Par exemple, comment faut-il interpréter les quelques courriers adressés par Raymond Bossus, maire communiste du 20e arrondissement, à celui qu'il appelle « Monsieur le Secrétaire et cher ami » ? (2361 et 2362). Comment interpréter cette adresse ? Est-ce par ces mots que lui, président du CLL, s'adresse à son propre secrétaire ? Ces courriers datent de juillet et septembre 45. Simon Jeanjean (« Jean-Jean ») est-il à cette époque, secrétaire du Comité dépendant du Conseil municipal de l'arrondissement9 ? Je ne crois pas. Pas plus que je ne crois que Simon Jeanjean soit le « cher ami » de Raymond Bossus. Je crois même qu'il ne l'appelle ainsi que parce qu'il ne l'est pas justement, et qu'il convient d'en rajouter. Les grands médecins se donnent du cher ami. Il a pu m’arriver, portant le titre de conservateur de bibliothèque – « leur » bibliothèque – et même parfois la cravate (j'avais fait du théâtre, me plaisant aux rôles de composition), que certains d’entre eux me passassent la main dans le dos et me gratifiassent de cet affectueux qualificatif. Bref, je ne pense pas que Bossus fût l'ami de Jeanjean à cette époque, alors même qu’il lui arriva de hausser le ton en réunion comme il l'a raconté plus haut. Autre interprétation : ces deux courriers dont je parle – l'un portant convocation à une réunion du CLL en vue d'organiser un défilé du souvenir à la mémoire des morts du 20e tombés un an plus tôt pendant la semaine insurrectionnelle du 18 au 25 août 44, l'autre en vue de constituer le fameux Comité de la Renaissance Française du 20e – devaient être adressés à Jeanjean non pas en tant que secrétaire du CLL, mais que mandaté par la section CFTC dont il était alors le secrétaire, siégeant à ce titre au sein du Comité (CQFD).
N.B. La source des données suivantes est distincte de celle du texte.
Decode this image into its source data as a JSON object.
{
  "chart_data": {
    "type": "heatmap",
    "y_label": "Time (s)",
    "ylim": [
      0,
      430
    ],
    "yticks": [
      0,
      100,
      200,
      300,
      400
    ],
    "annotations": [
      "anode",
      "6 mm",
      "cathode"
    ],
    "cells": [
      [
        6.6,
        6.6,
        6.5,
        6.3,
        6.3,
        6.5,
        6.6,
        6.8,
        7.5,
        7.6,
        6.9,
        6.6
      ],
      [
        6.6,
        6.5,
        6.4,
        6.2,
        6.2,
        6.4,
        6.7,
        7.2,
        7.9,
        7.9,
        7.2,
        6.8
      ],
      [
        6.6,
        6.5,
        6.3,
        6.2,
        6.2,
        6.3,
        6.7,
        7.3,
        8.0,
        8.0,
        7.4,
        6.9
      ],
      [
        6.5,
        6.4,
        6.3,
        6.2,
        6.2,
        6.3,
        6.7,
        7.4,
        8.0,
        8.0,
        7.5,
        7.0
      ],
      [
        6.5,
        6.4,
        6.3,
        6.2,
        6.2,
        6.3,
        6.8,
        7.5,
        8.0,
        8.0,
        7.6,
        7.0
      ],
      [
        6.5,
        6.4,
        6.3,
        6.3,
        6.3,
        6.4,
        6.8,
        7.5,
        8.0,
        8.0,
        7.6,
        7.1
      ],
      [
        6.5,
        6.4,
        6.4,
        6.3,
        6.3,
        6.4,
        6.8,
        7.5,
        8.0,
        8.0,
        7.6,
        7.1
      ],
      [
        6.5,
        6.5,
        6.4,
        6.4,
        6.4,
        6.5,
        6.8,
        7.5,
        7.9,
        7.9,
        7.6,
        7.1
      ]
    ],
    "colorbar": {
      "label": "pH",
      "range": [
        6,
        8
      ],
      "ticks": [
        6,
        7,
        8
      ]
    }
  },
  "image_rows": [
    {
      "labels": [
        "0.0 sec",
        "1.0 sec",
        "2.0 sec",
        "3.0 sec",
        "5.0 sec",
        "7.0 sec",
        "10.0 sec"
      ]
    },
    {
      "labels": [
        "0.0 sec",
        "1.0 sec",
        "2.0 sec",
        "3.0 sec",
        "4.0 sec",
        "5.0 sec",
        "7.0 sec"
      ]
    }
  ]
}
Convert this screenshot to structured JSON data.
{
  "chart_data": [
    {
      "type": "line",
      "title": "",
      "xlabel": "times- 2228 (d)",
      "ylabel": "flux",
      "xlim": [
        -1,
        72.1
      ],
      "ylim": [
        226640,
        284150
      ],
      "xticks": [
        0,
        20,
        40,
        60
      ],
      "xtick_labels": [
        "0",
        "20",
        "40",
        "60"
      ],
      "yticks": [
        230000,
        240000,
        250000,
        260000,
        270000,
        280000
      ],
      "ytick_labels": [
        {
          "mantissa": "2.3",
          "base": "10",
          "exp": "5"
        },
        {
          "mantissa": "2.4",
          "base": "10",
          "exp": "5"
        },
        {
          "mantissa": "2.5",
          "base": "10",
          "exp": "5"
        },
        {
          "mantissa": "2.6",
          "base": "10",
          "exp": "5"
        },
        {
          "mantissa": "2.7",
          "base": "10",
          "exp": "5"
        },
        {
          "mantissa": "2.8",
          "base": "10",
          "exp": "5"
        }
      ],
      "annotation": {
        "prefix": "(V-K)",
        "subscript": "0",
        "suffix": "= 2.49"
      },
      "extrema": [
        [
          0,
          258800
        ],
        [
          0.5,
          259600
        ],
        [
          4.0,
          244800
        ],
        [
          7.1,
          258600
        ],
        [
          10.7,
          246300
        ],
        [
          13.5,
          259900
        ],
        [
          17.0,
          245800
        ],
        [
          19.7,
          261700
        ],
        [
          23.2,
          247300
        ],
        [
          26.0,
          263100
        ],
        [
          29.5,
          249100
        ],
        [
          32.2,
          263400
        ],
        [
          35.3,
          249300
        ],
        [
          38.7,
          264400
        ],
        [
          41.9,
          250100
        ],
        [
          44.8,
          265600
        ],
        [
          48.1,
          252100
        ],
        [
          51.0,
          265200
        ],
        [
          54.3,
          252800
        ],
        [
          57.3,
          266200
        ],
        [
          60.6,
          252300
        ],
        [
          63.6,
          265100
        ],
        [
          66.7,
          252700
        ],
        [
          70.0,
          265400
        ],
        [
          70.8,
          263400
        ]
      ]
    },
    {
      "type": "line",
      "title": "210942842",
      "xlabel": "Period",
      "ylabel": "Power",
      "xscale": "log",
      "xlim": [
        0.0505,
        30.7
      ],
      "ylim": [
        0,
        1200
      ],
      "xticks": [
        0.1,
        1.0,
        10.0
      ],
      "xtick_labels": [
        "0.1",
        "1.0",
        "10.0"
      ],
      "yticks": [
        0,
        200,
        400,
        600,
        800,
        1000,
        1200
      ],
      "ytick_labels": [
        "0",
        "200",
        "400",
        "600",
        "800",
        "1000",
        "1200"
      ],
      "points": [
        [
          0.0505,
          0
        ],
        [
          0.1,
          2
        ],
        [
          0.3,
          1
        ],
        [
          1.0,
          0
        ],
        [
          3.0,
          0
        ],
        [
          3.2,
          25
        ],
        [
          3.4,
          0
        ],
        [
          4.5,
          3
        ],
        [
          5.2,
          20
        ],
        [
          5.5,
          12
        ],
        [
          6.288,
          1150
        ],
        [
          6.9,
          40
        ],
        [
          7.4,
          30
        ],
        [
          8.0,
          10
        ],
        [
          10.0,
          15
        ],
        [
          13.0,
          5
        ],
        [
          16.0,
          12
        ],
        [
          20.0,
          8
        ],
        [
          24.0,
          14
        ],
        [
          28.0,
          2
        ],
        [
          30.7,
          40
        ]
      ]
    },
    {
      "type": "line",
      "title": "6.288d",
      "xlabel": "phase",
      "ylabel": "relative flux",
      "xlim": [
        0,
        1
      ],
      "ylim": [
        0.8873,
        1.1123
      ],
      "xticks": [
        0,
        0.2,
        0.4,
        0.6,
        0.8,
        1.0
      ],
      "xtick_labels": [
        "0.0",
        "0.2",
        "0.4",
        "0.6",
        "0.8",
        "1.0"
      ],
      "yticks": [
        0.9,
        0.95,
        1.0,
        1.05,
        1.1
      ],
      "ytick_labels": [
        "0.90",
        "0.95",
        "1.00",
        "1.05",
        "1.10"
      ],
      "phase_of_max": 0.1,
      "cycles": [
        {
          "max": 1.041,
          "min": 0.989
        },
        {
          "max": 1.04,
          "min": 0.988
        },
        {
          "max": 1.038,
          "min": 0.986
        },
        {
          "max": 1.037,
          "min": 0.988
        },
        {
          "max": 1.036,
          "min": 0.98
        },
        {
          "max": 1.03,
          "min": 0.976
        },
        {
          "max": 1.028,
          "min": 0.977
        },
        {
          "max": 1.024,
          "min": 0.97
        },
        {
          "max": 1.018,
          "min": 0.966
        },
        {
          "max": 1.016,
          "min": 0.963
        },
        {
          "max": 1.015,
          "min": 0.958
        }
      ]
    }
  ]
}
Les casquettes du père Jeanjean
Secrétaire du CLL, Simon le sera, c’est certain, mais quelques années plus tard, sous la présidence du nouveau maire Ch. Le Cour. D'où les nombreux documents – courriers et comptes rendus de réunions – qui se trouvent conservés de cette période de 1946-47. Les objets de ces convocations, actions et réunions consisteront alors notamment : d'abord en octobre 46 (2348), en la préparation du référendum du 13 octobre en vue d'assurer la plus large majorité en faveur de la Constitution démocratique et républicaine ; ensuite en avril 47, dans un ensemble de mesures à prendre (2349) devant les prétentions au pouvoir personnel du Général De Gaulle (qui a quitté le pouvoir mais espère revenir rapidement pour établir un régime présidentiel), devant les agissements et l'activité des factieux du 20e, enfin dans la création d'un Comité de vigilance républicaine (2347) en vue de faire pièce à tout « complot contre la République et la Constitution » – comité qui n'est pas sans rappeler les Gardes Patriotiques organisées en 1944 en liaison notamment avec les FFI (2705).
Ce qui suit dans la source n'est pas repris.